- CBN Warns On Impending Threats In The Banking Sector
The Deputy Governor, Corporate Service Department of the Central Bank of Nigeria (CBN), Mr Edward Adamu in a statement made at the Monetary Policy Committee (MPC) meeting, September, cautioned commercial banks to guard against emerging risks in the financial system.
Mr Edward Adamu, also noted the rise in Non-Performing Loans (NPLs) ratio in the banking sector, which he said was propelled by the oil sector exposures.
Again, he stated that monetary policy remains the near tool for achieving price stability; the slowdown in inflation and stability in the naira exchange rate is as a result of the tight monetary policy stance.
“There is no gain saying that monetary policy cannot mitigate all of the current risks to economic stability. However, it remains the proximate tool for achieving price stability”.
“The deceleration in inflation and stability in the naira exchange rate in over a year have been mainly as a result of the tight monetary policy stance”.

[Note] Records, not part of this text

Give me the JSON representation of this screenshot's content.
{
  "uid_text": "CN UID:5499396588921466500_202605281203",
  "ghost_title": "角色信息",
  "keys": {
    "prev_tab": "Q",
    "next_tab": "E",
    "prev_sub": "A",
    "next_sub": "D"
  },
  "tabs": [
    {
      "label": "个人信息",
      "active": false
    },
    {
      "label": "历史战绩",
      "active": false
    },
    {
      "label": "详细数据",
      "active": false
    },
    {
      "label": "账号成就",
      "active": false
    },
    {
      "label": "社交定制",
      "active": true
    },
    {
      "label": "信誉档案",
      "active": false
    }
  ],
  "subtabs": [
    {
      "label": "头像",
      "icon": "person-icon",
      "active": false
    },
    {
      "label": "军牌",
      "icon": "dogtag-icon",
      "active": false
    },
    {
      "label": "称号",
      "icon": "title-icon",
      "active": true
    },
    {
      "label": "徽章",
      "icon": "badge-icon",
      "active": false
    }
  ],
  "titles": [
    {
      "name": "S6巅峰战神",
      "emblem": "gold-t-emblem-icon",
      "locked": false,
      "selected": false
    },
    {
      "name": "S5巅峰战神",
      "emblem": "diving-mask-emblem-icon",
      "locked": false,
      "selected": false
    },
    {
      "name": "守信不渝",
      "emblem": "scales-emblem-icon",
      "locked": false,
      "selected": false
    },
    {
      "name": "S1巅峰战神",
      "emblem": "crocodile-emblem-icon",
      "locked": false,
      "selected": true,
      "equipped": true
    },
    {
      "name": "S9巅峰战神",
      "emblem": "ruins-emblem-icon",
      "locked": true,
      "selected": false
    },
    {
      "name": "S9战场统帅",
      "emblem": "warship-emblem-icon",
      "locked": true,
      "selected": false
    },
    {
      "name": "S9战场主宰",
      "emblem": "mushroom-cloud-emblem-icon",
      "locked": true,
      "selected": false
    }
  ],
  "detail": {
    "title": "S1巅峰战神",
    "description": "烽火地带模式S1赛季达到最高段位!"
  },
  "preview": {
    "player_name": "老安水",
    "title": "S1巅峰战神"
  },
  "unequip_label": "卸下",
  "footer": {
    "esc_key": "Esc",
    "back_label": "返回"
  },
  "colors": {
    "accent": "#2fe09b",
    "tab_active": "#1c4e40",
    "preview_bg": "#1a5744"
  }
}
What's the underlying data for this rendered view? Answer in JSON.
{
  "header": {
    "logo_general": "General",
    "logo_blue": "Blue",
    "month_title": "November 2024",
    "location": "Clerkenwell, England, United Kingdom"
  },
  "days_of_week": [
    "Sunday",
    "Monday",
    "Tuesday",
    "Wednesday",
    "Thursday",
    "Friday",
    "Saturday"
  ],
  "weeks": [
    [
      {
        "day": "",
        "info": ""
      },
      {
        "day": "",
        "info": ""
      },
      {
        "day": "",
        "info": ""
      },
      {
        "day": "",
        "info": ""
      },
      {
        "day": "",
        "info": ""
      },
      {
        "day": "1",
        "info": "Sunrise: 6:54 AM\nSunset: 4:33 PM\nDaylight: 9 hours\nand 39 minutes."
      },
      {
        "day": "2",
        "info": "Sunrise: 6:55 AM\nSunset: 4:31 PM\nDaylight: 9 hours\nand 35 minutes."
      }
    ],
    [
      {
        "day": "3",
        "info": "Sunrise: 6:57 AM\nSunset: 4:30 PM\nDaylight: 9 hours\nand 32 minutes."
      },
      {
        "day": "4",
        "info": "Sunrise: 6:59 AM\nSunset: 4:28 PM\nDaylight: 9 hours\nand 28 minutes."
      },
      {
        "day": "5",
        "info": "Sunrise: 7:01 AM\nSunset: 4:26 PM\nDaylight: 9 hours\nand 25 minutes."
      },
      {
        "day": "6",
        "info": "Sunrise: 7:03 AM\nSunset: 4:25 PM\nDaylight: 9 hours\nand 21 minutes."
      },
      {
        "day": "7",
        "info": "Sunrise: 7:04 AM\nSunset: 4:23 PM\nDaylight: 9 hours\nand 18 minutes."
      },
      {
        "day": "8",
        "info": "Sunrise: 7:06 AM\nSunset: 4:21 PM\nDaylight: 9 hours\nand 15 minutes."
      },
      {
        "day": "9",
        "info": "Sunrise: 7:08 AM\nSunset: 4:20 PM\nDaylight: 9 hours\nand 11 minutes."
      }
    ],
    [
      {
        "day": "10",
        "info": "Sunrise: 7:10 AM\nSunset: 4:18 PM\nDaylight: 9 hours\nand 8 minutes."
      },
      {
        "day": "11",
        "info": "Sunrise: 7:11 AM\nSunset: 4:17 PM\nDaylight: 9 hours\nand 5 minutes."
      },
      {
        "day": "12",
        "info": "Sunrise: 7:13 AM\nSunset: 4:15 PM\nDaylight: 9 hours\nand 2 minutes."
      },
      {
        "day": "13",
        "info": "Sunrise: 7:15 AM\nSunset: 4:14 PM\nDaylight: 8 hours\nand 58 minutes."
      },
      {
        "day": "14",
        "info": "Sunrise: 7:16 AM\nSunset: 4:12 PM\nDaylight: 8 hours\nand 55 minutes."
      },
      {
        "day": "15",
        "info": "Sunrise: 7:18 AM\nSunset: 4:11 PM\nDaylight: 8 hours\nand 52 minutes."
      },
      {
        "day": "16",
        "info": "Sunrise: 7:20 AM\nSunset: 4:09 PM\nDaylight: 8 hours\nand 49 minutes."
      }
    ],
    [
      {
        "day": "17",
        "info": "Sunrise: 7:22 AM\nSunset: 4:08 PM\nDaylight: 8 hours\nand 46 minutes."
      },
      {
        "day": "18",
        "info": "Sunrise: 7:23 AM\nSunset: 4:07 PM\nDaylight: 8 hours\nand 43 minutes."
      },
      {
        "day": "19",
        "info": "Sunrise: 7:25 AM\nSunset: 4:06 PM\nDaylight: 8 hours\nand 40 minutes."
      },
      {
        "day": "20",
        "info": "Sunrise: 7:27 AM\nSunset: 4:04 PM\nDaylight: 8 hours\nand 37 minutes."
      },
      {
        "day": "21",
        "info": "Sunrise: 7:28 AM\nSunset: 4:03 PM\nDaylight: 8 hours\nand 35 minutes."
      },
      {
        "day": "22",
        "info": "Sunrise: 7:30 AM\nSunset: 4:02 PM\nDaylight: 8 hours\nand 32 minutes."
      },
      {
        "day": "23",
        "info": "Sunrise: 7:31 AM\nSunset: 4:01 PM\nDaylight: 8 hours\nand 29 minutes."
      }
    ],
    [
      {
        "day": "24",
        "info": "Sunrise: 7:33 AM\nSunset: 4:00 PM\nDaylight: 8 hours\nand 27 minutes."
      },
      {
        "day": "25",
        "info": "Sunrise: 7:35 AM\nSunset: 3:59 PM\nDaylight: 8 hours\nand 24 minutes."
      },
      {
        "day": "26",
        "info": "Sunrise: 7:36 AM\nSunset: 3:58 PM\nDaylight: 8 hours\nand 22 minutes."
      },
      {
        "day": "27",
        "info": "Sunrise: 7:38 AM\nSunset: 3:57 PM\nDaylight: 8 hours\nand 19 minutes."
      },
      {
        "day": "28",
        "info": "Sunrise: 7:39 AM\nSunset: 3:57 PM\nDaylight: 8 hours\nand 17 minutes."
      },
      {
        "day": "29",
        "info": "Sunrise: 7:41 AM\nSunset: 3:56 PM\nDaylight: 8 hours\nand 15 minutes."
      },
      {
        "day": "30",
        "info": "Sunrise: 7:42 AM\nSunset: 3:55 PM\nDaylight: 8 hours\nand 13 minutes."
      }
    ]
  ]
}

“This is why the urge to further tighten the policy stance given the extent risks to price stability continues to be strong”.
Mr Adeola Adenikinju, one of the Monetary Policy Committee member, expressed concern over the lack of fiscal buffer in the midst of high oil price, as well as the continuous fall in the All-Share Index of the Nigerian Stock Exchange (NSE).
“It is not by coincidence that external reserves declined from a height of US$47.43 billion end- April 2018 to US$43.91 billion on September 2018″.
“I am also not unmindful of cloud of uncertainties that continues to hang over the economy which would require careful maneuvring of the fiscal authorities”. Mr Adeola added.
Also on this, Mrs Aishah Ahmad, the Deputy Governor, Financial System Stability of the Central Bank of Nigeria, said that the NPLs ratio which had earlier in the industry declined in June 2018, rose marginally in August 2018, amidst moderated returns on assets and equity.
Dahiru Hassan Balami, one of the MPC members, also revealed that the banking sector’s Capital Adequacy Ratio (CAR), declined from 12.08 in percent in June 2018, to a 10.79 percent in August 2018.